TOKYO (Reuters) - Japan’s government kept its assessment of the economy unchanged this month but warned that consumer prices are rising at a slower pace, casting more doubt on policymakers’ three-year effort to shake off deflation.
“Japan’s consumer prices are rising at a slower pace,” the Cabinet Office said in its monthly economic report on Friday, while maintaining that the economy remains in a “moderate” recovery.
The assessment comes a day after the Bank of Japan cut its view on consumer inflation and refrained from offering additional monetary stimulus despite a weak global economy and anemic inflation.
The government’s new assessment is more pessimistic than last month’s, when it said consumer prices were rising gradually.
While the government said the change in assessment was not a downgrade, it could fan more concerns that the BOJ will have difficulty reaching its 2 percent price target by March 2018.
Even as the BOJ stood pat, there were expectations that the central bank will ease further at its next meeting in July, when it issues fresh quarterly growth and inflation forecasts.
Some economists predict the central bank could take a three-pronged approach in July: increasing its already massive government bond purchases, buying more riskier assets and cutting rates further into negative territory.
Economists also worry that a firming yen, which makes imports cheaper, will further dampen inflation.
The yen spiked to a 22-month high of 103.61 yen to the dollar following the BOJ’s decision, fueled by yen bulls who were already selling the dollar after the U.S. Federal Reserve held off on raising interest rates on Wednesday and slightly cut its outlook.

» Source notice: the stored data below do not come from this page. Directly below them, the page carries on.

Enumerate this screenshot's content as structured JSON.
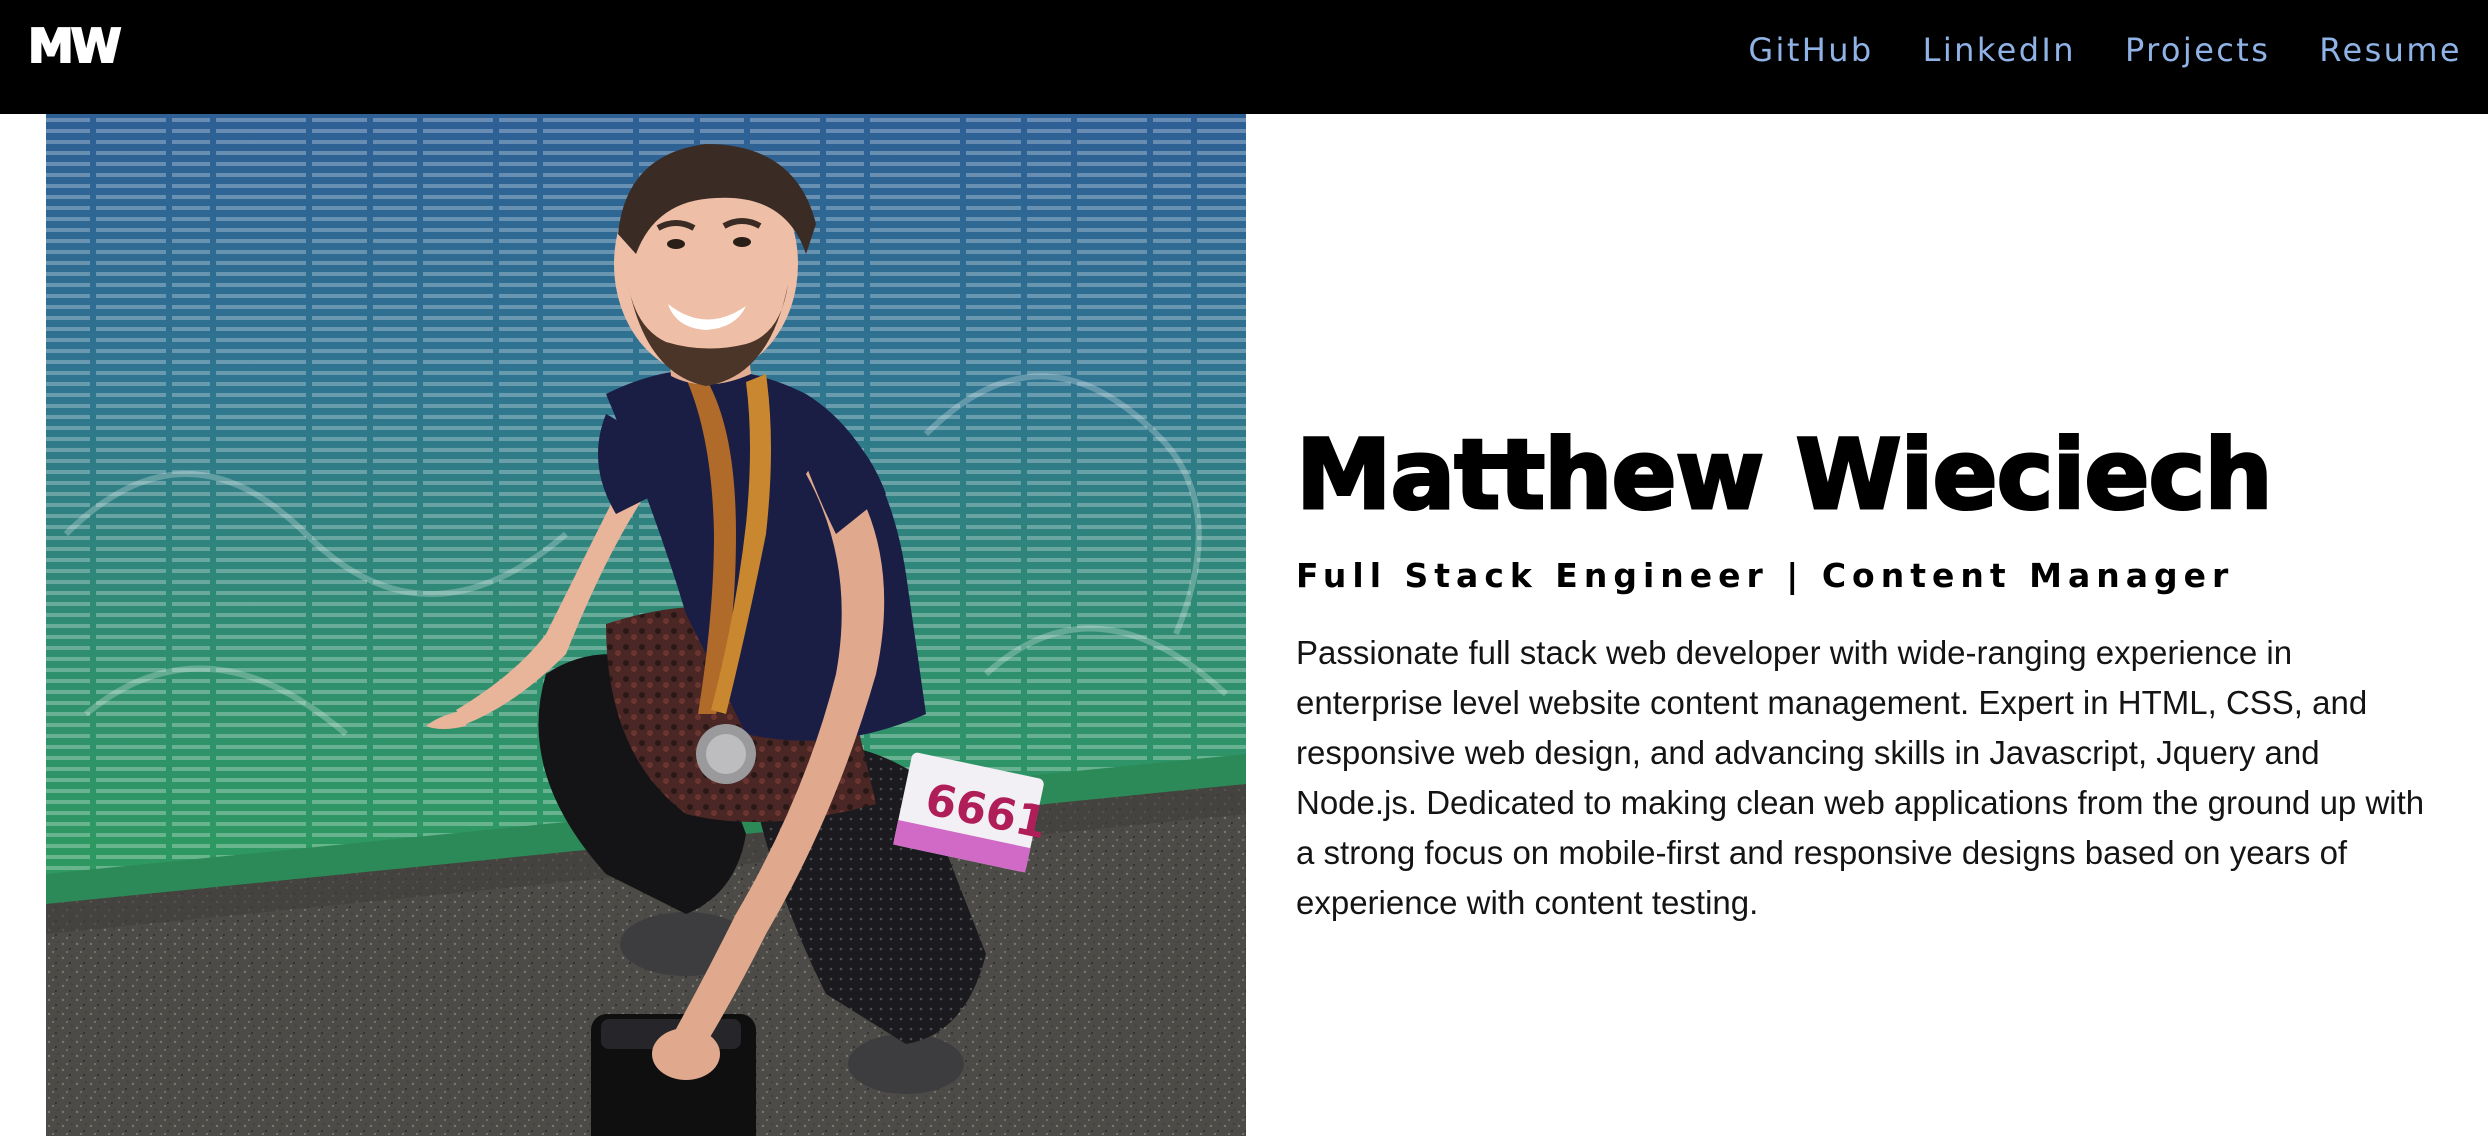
{
  "header": {
    "logo": "MW",
    "nav": [
      "GitHub",
      "LinkedIn",
      "Projects",
      "Resume"
    ]
  },
  "intro": {
    "name": "Matthew Wieciech",
    "subtitle": "Full Stack Engineer | Content Manager",
    "bio": "Passionate full stack web developer with wide-ranging experience in enterprise level website content management. Expert in HTML, CSS, and responsive web design, and advancing skills in Javascript, Jquery and Node.js. Dedicated to making clean web applications from the ground up with a strong focus on mobile-first and responsive designs based on years of experience with content testing."
  },
  "photo": {
    "bib_number": "6661"
  },
  "colors": {
    "header_bg": "#000000",
    "nav_link": "#8fb3e6",
    "text": "#000000",
    "page_bg": "#ffffff"
  }
}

The government, however, maintained its overall assessment of the economy, citing rising wages and high corporate profits.
“Japan’s economy remains on track for recovery, while weakness can be seen,” the Cabinet Office said in its report.
The government did not change its assessment that private consumption was “almost flat” and consumer confidence was at a standstill. It also maintained its view that capital spending was “picking up” and exports were “almost flat.”